E não é difícil de se entender. Quer dizer, milhares de crianças que assistiam séries incríveis como Jiraya, Jaspion, Jiban, Comando Estelar Flashman e O Menino Biônico, acabaram se tornando adultos. Depois que cresceram, ficaram na deles, eles e suas saudades. Se você conversar sobre Jiraya com um adulto, terá sérias possibilidades de receber uma aula sobre a série.
Enquanto o pessoal se tornava adulto, eu descobria um tipo de desenho diferente na tv. Um desenho que me fazia ter uma vontade incontrolável de assistir o próximo episódio. Os personagens tinham carisma e um existencialismo que eu nunca havia visto em outros desenhos. Eles evoluíam, começavam fracos e iam se fortificando fisicamente e mentalmente conforme o tempo. O tal desenho era um anime chamado Dragon Ball. Minha geração assistiu Dragon Ball, Cavaleiros do Zodíaco, Shurato, Rockman, Fly, Esquadrão Especial Winspector, Solbrain, Kamen Rider Black RX, etc.
Uma outra geração conseguiu pegar da internet muito mais do que víamos na tv. Na verdade acho que é meio confuso dizer que a geração que descobriu o japão pela internet foi/é uma geração distinta das outras. Com a internet nós todos conseguimos tudo aquilo que gostávamos quando mais novos ao mesmo tempo que descobrimos coisas novas. A cultura japonesa passou a ser explorada em todos os pontos, nosso conhecimento ficou além dos animes e tokusatsus. A ampliação foi tanta que não será nada incomum se você avistar um samurai visual kei brasileiro cantando a música de abertura do Dragon Ball Z.

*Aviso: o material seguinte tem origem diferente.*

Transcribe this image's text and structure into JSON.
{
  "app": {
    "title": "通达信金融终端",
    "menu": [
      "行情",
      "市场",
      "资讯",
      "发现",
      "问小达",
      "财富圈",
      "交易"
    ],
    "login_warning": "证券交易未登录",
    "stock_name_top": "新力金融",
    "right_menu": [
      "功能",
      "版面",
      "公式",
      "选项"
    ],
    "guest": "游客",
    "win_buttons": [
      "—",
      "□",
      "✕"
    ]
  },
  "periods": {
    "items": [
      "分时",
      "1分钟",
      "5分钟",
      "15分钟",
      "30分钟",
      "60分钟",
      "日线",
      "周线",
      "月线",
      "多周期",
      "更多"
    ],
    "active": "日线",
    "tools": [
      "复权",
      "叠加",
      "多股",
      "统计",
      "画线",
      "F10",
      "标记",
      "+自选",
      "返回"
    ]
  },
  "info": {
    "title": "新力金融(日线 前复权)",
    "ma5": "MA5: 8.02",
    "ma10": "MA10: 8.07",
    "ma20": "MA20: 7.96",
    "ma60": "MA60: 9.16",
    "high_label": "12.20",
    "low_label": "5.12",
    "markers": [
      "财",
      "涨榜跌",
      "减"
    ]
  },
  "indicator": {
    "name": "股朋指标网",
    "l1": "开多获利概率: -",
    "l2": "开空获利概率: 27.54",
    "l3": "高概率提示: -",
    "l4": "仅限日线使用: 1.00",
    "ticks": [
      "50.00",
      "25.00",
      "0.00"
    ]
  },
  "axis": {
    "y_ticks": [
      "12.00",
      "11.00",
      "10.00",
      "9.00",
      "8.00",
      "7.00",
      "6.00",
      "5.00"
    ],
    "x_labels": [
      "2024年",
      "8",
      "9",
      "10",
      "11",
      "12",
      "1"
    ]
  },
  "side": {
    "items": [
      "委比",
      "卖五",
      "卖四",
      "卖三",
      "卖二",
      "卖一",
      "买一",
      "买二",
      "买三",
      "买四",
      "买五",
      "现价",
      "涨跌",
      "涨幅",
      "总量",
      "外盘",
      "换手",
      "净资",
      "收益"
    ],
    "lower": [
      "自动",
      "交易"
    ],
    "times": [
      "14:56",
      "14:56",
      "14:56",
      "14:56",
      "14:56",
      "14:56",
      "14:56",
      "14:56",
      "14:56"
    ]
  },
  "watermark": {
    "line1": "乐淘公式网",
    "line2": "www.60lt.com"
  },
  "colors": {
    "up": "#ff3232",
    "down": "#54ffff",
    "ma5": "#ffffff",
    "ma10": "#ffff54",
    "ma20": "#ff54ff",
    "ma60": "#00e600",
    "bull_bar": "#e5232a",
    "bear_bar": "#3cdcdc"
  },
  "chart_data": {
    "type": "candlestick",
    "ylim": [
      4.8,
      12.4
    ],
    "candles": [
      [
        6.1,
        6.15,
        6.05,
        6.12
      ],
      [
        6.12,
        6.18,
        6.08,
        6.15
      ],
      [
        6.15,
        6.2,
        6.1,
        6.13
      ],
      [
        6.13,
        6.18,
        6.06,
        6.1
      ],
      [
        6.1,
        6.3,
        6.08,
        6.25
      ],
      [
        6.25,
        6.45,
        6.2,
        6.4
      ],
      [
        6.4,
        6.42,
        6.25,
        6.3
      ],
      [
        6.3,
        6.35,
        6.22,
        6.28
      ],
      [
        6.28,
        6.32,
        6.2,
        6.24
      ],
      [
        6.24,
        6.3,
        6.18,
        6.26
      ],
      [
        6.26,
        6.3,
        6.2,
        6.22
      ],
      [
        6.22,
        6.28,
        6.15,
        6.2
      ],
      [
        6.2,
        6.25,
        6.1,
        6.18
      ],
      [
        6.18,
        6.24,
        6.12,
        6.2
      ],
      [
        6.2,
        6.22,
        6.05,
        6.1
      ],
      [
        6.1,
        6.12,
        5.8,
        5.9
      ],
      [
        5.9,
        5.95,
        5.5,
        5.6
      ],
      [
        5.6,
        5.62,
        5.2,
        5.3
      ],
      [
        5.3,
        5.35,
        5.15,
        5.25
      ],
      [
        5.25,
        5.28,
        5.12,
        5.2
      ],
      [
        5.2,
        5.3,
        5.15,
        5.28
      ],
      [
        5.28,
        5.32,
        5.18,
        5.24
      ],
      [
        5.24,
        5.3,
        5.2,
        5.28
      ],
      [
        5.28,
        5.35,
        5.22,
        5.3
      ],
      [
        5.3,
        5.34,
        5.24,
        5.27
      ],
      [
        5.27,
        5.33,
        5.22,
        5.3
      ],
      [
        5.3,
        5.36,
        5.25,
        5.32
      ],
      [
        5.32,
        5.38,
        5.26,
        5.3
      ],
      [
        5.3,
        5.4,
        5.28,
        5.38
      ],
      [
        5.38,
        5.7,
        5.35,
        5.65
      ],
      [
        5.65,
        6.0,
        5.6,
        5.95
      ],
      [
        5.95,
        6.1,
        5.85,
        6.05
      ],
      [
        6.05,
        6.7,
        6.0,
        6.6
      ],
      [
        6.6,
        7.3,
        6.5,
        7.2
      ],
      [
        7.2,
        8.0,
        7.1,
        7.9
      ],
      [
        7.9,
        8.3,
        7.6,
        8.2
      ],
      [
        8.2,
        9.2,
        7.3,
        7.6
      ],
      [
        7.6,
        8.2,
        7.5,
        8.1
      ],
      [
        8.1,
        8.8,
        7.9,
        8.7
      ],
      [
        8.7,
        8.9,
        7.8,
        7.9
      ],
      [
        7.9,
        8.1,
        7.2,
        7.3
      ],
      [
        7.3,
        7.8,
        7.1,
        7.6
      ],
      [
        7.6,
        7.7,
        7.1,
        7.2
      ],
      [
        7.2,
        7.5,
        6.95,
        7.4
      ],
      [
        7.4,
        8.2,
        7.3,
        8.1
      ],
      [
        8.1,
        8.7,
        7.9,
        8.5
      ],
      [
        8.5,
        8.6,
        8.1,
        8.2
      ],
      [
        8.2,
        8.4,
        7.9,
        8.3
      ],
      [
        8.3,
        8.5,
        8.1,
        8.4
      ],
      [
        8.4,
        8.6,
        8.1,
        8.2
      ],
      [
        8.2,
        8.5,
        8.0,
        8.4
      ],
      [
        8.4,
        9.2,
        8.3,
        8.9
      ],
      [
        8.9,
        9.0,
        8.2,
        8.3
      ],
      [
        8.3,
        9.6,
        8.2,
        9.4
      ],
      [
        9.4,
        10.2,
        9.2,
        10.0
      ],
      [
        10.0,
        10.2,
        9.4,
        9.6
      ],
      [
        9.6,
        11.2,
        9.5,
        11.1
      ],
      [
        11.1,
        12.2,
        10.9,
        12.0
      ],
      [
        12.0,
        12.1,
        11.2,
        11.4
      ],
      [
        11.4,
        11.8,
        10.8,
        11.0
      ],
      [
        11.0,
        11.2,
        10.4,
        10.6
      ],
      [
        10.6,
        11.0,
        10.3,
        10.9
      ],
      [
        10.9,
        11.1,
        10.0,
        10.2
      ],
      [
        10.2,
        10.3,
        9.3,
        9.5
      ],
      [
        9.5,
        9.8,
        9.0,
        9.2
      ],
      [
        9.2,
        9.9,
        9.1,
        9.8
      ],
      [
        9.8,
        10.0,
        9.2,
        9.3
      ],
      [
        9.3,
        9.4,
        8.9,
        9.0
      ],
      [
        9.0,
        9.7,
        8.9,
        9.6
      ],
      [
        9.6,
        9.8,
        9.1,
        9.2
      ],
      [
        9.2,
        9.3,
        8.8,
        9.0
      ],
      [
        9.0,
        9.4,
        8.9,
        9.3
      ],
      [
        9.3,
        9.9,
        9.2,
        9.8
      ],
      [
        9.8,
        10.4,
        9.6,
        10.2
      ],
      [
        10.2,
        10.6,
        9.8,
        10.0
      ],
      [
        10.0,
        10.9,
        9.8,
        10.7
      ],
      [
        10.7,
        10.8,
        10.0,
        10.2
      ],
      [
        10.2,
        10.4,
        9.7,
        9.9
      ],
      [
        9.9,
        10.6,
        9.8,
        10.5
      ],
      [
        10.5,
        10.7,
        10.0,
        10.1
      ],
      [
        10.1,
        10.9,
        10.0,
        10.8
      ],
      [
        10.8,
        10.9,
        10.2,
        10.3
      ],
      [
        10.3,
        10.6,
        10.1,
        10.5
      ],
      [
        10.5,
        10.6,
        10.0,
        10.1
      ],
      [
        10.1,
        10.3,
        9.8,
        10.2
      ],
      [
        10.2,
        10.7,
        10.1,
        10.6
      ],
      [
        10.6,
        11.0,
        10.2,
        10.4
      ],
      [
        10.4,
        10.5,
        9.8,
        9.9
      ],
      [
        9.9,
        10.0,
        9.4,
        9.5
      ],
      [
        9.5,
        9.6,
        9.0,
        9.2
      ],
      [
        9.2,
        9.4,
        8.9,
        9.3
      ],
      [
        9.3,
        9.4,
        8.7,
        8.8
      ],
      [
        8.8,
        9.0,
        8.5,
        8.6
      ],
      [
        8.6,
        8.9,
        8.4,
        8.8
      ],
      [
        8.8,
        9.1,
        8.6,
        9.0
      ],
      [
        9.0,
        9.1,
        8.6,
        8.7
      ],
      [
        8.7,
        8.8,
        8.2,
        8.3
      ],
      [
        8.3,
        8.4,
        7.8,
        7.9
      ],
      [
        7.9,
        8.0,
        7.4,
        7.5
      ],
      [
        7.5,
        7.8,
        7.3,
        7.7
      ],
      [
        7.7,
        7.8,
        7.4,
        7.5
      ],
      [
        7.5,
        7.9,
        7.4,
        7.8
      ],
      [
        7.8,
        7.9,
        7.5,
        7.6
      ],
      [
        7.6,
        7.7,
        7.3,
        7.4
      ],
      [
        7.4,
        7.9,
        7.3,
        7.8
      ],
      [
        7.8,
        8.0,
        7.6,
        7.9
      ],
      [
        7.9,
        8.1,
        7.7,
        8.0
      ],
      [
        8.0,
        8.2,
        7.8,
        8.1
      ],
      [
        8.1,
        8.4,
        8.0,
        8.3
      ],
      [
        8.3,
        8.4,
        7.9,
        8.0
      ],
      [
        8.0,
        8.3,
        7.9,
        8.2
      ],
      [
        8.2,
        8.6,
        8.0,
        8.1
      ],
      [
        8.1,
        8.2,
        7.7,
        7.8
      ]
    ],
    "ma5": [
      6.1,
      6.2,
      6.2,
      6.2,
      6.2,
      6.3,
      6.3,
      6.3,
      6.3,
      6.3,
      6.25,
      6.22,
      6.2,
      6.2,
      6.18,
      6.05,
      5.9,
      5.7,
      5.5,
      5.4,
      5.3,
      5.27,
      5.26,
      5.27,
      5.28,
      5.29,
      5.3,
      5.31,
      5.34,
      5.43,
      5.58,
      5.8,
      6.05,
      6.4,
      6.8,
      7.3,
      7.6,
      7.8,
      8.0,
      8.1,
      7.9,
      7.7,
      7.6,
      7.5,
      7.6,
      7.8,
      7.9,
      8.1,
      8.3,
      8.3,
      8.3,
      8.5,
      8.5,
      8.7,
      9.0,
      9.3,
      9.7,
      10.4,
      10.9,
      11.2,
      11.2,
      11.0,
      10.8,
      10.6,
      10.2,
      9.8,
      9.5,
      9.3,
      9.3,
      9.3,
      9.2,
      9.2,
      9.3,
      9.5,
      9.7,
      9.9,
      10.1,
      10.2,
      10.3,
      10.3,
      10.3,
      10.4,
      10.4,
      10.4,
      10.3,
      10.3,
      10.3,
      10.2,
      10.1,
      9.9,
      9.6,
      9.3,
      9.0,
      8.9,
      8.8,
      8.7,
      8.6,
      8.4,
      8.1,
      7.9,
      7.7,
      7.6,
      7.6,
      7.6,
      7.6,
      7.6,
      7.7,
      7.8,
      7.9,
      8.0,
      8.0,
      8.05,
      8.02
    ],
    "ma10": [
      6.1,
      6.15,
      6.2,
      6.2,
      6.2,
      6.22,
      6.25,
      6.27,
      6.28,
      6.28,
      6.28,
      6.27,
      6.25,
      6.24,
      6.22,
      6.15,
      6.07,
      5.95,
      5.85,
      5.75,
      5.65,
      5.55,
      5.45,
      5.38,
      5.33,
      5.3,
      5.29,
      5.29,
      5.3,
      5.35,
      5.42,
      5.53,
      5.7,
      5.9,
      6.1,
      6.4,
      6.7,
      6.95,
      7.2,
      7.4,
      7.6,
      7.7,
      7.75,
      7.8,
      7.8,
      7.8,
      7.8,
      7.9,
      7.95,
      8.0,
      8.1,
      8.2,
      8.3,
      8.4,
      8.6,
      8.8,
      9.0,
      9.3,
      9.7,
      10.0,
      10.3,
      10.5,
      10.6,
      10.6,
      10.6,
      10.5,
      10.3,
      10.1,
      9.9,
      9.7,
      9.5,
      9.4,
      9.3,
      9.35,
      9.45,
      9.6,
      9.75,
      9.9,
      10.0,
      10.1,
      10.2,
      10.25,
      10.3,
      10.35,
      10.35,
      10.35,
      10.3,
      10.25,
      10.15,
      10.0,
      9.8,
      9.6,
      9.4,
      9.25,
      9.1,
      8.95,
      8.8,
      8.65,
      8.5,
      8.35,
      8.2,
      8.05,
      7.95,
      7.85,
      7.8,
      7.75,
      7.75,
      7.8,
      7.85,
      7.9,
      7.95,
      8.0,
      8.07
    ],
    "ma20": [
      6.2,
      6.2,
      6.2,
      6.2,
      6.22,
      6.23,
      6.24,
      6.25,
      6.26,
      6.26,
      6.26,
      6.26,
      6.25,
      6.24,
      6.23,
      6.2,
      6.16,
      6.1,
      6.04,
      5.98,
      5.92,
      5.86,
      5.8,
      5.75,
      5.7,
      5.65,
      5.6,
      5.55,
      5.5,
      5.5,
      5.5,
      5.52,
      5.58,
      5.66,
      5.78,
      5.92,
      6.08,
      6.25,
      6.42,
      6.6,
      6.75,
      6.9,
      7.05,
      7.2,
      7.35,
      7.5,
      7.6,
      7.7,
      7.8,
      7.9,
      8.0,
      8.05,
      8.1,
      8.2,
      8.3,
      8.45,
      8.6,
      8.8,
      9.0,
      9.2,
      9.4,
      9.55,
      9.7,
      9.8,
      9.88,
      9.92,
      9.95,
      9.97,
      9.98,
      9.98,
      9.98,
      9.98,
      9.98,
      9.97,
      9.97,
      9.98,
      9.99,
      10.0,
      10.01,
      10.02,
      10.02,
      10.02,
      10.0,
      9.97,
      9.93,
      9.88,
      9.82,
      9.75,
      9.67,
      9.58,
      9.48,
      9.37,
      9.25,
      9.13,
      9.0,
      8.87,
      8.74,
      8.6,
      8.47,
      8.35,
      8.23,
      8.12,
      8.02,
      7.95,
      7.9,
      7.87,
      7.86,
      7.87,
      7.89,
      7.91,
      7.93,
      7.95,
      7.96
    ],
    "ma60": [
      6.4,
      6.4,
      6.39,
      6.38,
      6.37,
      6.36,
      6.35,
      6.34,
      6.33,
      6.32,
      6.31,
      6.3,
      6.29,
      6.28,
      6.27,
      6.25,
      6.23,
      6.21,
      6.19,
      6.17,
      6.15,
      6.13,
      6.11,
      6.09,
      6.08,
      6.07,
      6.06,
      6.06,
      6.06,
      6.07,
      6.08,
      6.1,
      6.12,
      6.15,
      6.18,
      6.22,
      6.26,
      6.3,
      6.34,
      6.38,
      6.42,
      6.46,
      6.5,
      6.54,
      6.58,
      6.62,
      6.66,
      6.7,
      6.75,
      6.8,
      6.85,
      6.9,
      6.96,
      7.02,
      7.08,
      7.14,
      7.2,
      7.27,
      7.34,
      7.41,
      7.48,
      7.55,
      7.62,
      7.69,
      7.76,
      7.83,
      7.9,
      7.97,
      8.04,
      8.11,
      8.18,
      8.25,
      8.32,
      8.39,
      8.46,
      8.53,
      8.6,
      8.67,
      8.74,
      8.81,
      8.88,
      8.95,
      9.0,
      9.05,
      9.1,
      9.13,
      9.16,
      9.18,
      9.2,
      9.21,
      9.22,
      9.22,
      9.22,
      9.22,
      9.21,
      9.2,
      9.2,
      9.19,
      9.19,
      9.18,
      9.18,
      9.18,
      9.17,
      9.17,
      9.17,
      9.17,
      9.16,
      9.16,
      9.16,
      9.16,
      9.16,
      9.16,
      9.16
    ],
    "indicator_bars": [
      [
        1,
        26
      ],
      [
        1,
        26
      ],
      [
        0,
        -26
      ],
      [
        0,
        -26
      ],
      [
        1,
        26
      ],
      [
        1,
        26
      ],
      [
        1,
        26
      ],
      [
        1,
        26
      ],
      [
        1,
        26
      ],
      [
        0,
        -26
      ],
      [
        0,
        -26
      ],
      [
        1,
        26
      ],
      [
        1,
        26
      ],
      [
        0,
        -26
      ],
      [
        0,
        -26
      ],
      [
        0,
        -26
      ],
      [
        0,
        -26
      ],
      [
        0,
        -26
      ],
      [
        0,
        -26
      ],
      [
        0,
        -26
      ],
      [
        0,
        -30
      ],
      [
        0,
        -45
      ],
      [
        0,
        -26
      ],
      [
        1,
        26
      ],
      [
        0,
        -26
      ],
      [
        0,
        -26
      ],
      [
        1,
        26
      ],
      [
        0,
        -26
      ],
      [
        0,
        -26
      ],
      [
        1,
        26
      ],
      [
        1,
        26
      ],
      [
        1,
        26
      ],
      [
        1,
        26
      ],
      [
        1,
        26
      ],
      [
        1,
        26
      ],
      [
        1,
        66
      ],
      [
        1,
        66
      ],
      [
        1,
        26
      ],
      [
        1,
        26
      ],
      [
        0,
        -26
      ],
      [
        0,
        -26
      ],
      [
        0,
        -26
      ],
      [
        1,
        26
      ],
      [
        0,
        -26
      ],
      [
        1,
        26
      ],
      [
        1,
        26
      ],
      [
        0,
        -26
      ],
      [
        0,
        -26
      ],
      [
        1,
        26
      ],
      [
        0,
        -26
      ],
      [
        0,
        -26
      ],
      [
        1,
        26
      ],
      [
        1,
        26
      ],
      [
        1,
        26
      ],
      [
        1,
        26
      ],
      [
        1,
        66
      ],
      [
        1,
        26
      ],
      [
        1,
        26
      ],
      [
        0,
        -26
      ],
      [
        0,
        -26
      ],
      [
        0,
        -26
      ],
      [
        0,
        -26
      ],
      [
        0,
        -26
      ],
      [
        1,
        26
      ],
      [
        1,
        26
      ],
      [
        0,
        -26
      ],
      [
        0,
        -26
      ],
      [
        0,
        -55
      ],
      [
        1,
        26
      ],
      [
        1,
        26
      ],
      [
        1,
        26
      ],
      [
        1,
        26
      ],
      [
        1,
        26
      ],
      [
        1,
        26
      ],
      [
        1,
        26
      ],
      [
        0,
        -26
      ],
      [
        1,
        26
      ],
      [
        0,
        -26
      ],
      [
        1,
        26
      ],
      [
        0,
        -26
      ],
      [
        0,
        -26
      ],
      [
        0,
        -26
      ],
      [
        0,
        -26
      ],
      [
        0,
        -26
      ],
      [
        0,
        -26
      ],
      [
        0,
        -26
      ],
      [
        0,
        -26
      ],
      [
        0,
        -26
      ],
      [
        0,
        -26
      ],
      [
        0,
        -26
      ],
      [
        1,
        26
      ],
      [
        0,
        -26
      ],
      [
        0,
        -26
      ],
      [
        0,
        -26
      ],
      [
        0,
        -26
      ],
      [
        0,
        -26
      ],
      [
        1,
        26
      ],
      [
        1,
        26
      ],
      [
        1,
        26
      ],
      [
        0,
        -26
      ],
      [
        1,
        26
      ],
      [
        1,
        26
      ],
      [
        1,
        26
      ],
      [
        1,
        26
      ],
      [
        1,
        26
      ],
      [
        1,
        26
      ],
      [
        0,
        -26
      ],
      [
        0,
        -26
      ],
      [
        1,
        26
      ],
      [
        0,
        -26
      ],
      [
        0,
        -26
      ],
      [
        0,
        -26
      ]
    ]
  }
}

Bom, voltemos ao início da conversa. Até 2006, os bageenses que apreciavam a cultura pop e/ou cultura histórica japonesa, costumavam ir aos eventos em Porto Alegre ou outras cidades, caso quisessem interagir com os chamados otakus. Eu mesmo fui em dois eventos antes do surgimento do Japan Project.
O Japan Project conseguiu reunir todo esse pessoal que nem sabia que poderiam existir outras pessoas assim como eles. Umas bem diferentes das outras, em muitos casos, mas com praticamente os mesmos objetivos. E numa cidade tradicionalista até demais, começou a aparecer jovens “esquisitos”, “esquisitos” e unidos. Por isso que o Japan Project foi a maior contradição cultural da cidade de Bagé.
No meu caso, tudo começou quando eu estava num evento de anime em Porto Alegre conversando com um carinha que vendia camisetas. Quando eu disse que era de Bagé, ele me disse “Ah sim, vai ter um evento lá também agora”. Claro que neguei essa informação. Um evento de cultura japonesa em Bagé? Nem em sonho eu teria imaginado isso.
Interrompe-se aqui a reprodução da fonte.